Continuous Validation Against Live Signals

Continuous validation is where most agentic DevOps implementations fall apart.

Everyone’s instinct is to validate at deployment time: run the tests, check the thresholds, and confirm the rollout looks clean. 

But in an agentic system, you must watch everything observable, from the obvious signals like SLOs & latency, to the non-obvious, like dependency shifts & resource allocation. Any deviation from baseline is a signal worth capturing.

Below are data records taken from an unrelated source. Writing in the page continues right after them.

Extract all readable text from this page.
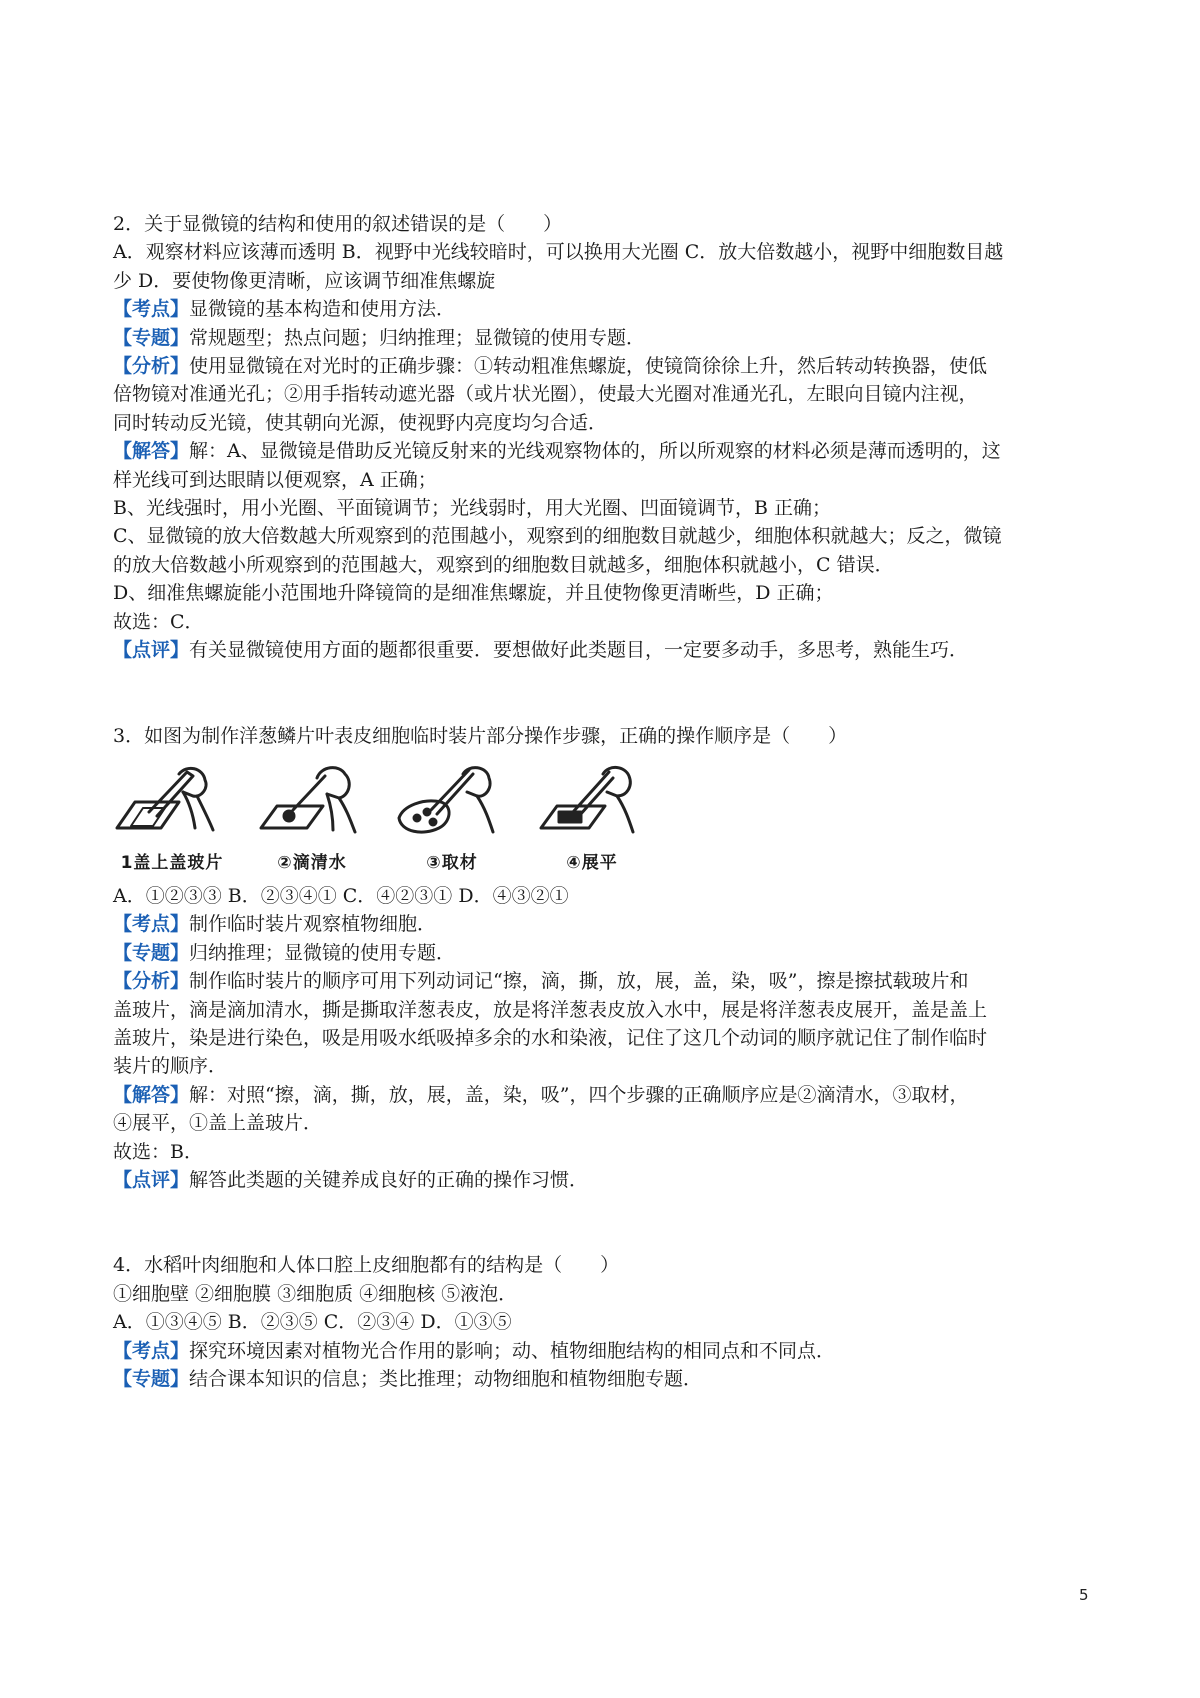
2．关于显微镜的结构和使用的叙述错误的是（　　）
A．观察材料应该薄而透明 B．视野中光线较暗时，可以换用大光圈 C．放大倍数越小，视野中细胞数目越
少 D．要使物像更清晰，应该调节细准焦螺旋
【考点】显微镜的基本构造和使用方法．
【专题】常规题型；热点问题；归纳推理；显微镜的使用专题．
【分析】使用显微镜在对光时的正确步骤：①转动粗准焦螺旋，使镜筒徐徐上升，然后转动转换器，使低
倍物镜对准通光孔；②用手指转动遮光器（或片状光圈），使最大光圈对准通光孔，左眼向目镜内注视，
同时转动反光镜，使其朝向光源，使视野内亮度均匀合适．
【解答】解：A、显微镜是借助反光镜反射来的光线观察物体的，所以所观察的材料必须是薄而透明的，这
样光线可到达眼睛以便观察，A 正确；
B、光线强时，用小光圈、平面镜调节；光线弱时，用大光圈、凹面镜调节，B 正确；
C、显微镜的放大倍数越大所观察到的范围越小，观察到的细胞数目就越少，细胞体积就越大；反之，微镜
的放大倍数越小所观察到的范围越大，观察到的细胞数目就越多，细胞体积就越小，C 错误．
D、细准焦螺旋能小范围地升降镜筒的是细准焦螺旋，并且使物像更清晰些，D 正确；
故选：C．
【点评】有关显微镜使用方面的题都很重要．要想做好此类题目，一定要多动手，多思考，熟能生巧．
3．如图为制作洋葱鳞片叶表皮细胞临时装片部分操作步骤，正确的操作顺序是（　　）
1盖上盖玻片	②滴清水	③取材	④展平
A．①②③③ B．②③④① C．④②③① D．④③②①
【考点】制作临时装片观察植物细胞．
【专题】归纳推理；显微镜的使用专题．
【分析】制作临时装片的顺序可用下列动词记“擦，滴，撕，放，展，盖，染，吸”，擦是擦拭载玻片和
盖玻片，滴是滴加清水，撕是撕取洋葱表皮，放是将洋葱表皮放入水中，展是将洋葱表皮展开，盖是盖上
盖玻片，染是进行染色，吸是用吸水纸吸掉多余的水和染液，记住了这几个动词的顺序就记住了制作临时
装片的顺序．
【解答】解：对照“擦，滴，撕，放，展，盖，染，吸”，四个步骤的正确顺序应是②滴清水，③取材，
④展平，①盖上盖玻片．
故选：B．
【点评】解答此类题的关键养成良好的正确的操作习惯．
4．水稻叶肉细胞和人体口腔上皮细胞都有的结构是（　　）
①细胞壁 ②细胞膜 ③细胞质 ④细胞核 ⑤液泡．
A．①③④⑤ B．②③⑤ C．②③④ D．①③⑤
【考点】探究环境因素对植物光合作用的影响；动、植物细胞结构的相同点和不同点．
【专题】结合课本知识的信息；类比推理；动物细胞和植物细胞专题．
5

As for when to act: never act on high confidence. Act only on true confidence. There's a meaningful difference between 99.9% and 100%. At 99.9%, you wait; at 100%, you move.

Conclusion

Agentic DevOps is coming because the productivity gains are real: faster deployments, fewer manual interventions, and pipelines that can respond without waiting for a human. But with that comes risk, and engineering teams must be realistic about what LLMs can’t do, and build for failure before it happens.

At Sedai, this is the only model we've ever known. Every autonomous action we take is grounded in real system behavior, constrained by explicit policy, & reversible by design. Not because we're cautious, but because that's what safe autonomy requires.